Edition: September / November 2015
Editorials

TRANSFORMATION DRIVER

Call to pension funds

The ANC in Gauteng has adopted a policy on ‘radical economic
transformation’ (TT June-Aug). Paul Mashatile* explains it in the
context of shareholder activism.

Thetoric will not take SA forward. Instead, we require pragmatic interventions specifically aimed at deracialising our economy and brightening its prospects for sustainable growth. These objectives cannot be achieved unless the triple challenges of unemployment, inequality and poverty are forcefully addressed to promote our society’s stability.


Mashatile . . . engaging stakeholders

For optimal success, neither policy intervention nor implementation can be left to government alone. Active participation and partnership with the private sector are essential. Key stakeholders are institutional investors which represent the savings, and hence the long-term economic interests, of South Africans as a whole.

These institutions, including pension funds in which millions of people put their money and trust, are ideally positioned to help accelerate the economic transformation urgently needed. As the largest shareholders in corporate SA, they are also the mobilisers and fiduciaries of people’s savings. Their interests and the national interest are inseparable.

What’s required of them? At one level, it’s to be shareholder activists; to use their voting clout for more representative boardroom demographics, for a demonstrable say on executives’ and workers’ pay, and for guidance on employee practices that can open opportunities for inclusion of the lesser-privileged into the mainstream economy. In short, it’s to be the guardians of corporate social responsibility where lip service and short-termism have no role.

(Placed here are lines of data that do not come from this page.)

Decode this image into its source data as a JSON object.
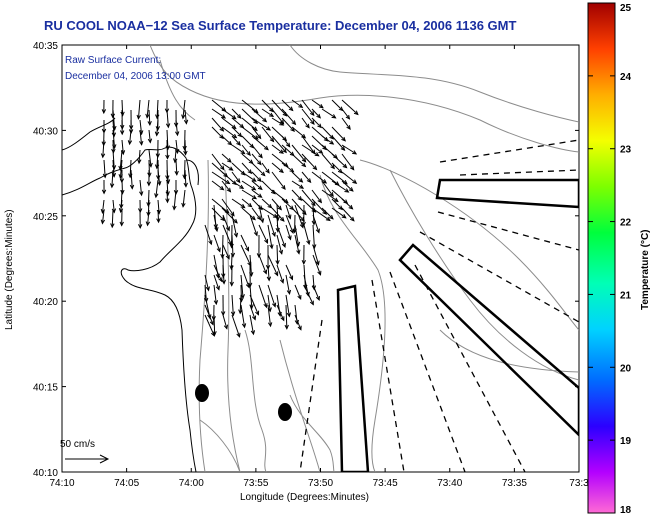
{
  "title": "RU COOL  NOAA−12  Sea Surface Temperature:  December 04, 2006 1136 GMT",
  "current": {
    "line1": "Raw Surface Current:",
    "line2": "December 04, 2006 13:00 GMT"
  },
  "axes": {
    "xlabel": "Longitude (Degrees:Minutes)",
    "ylabel": "Latitude (Degrees:Minutes)",
    "xticks": [
      "74:10",
      "74:05",
      "74:00",
      "73:55",
      "73:50",
      "73:45",
      "73:40",
      "73:35",
      "73:3"
    ],
    "yticks": [
      "40:35",
      "40:30",
      "40:25",
      "40:20",
      "40:15",
      "40:10"
    ]
  },
  "colorbar": {
    "label": "Temperature (°C)",
    "ticks": [
      "25",
      "24",
      "23",
      "22",
      "21",
      "20",
      "19",
      "18"
    ],
    "min": 18,
    "max": 25
  },
  "scale_label": "50 cm/s",
  "colors": {
    "title": "#1a2fa0",
    "contour": "#8c8c8c",
    "coast": "#000000"
  }
}
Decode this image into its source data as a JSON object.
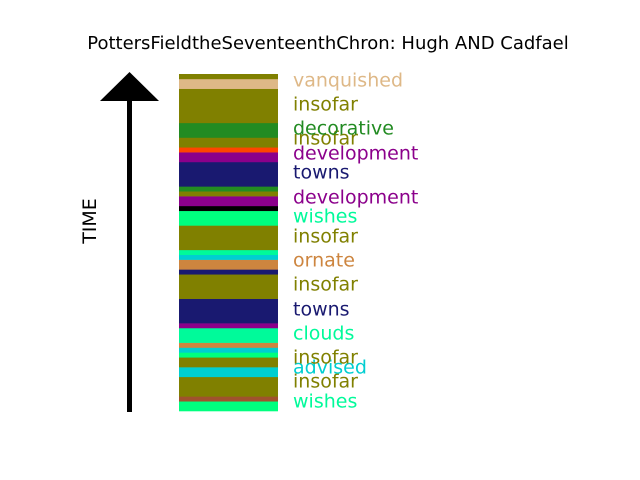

At another level, it’s to accelerate service delivery. There must be an environment in which institutions are allowed, indeed encouraged, to invest directly in economic and social infrastructure. Beneficial consequences will obviously include a significant spur to overall growth for the prosperity of companies shared with their investors, long-term investment returns that are stable and competitive, and a sustainable trajectory of job creation.

In essence, institutional investors can and should play a critical role in the advancement of economic transformation. We must get away from the apartheid legacies that, even 21 years after democracy, continue to keep the majority of black people restricted to the periphery of mainstream economic participation.

We should not blame apartheid for all our challenges of today. We too have made post-1994 policy errors. The lack of investment in energy infrastructure, to deal with growing demand from the economy, is an obvious example.

Yet we have emerged from a deeply divided past into a vibrant democratic state and we have made progress. Our gdp has more than doubled in the past 20 years; many more people have access to basic services; households with electricity connections have increased to 85%; in 2002 there were 56% of households with access to piped water, whereas today the figure is 91%.

At the same time, however, SA has become one of the world’s most unequal societies. The rich (in a minority) are getting richer and the poor (in an overwhelming majority) are getting poorer. We cannot allow the continuation of a trend that is morally wrong and potentially explosive.

One route to reversal can be driven by workers and employees themselves. Their capital, through the pension funds where they’re invested, can powerfully move SA towards a more just and equitable future. Shareholders, the providers of capital, own the means by which profits are produced.

The Association for Savings & Investment SA (ASISA) puts overall SA savings (voluntary and compulsory) at some R7 trillion. About R4 trillion is in retirement funds, the biggest single category of shareholders in the JSE’s top 100 companies.

Although the issue of pension-fund capital being used to drive transformation might be perceived by some as inconsistent with trustees’ fiduciary responsibility, I believe otherwise. In my view, trustees are obliged to concern themselves with the long-term sustainability of their investments. Such concern is linked directly to our political objectives of reduced unemployment, poverty and inequality as part and parcel of better lives for all.

None of this is unprecedented, from the Sullivan Code in the 1970s – sparking a shareholder activism campaign that led to the disinvestment of multinationals from SA in the 1980s – to the UNsponsored Principles for Responsible Investment launched in 2006, leading to adoption of the Code for Responsible Investment in SA and reflected in pension-fund governance requirements introduced by the Financial Services Board.

It might well be asked how much better off the world would have been were shareholders more alert to goings-on the global banks prior to the 2008 financial crisis or, closer to home, if African Bank were reined in before it was too late.

The ANC in Gauteng has called for radical economic transformation anchored on shareholder activism through pension funds. We know what we’re up against. Most debates on transformation of our economy – from nationalisation of key sectors to representation on company boards – the voice that ought to be most influential is often absent. This is the voice of the biggest shareholders, the fiduciaries of people’s capital.

As a provincial body, our policy stands. It will be progressed in proposals to ANC national bodies, but not before it has been subjected to stakeholder engagement. Appropriate forums are being set up and important conversations are about to begin.

We shall be attentive listeners, appreciative of contributions intended to enhance the inclusiveness of our democracy.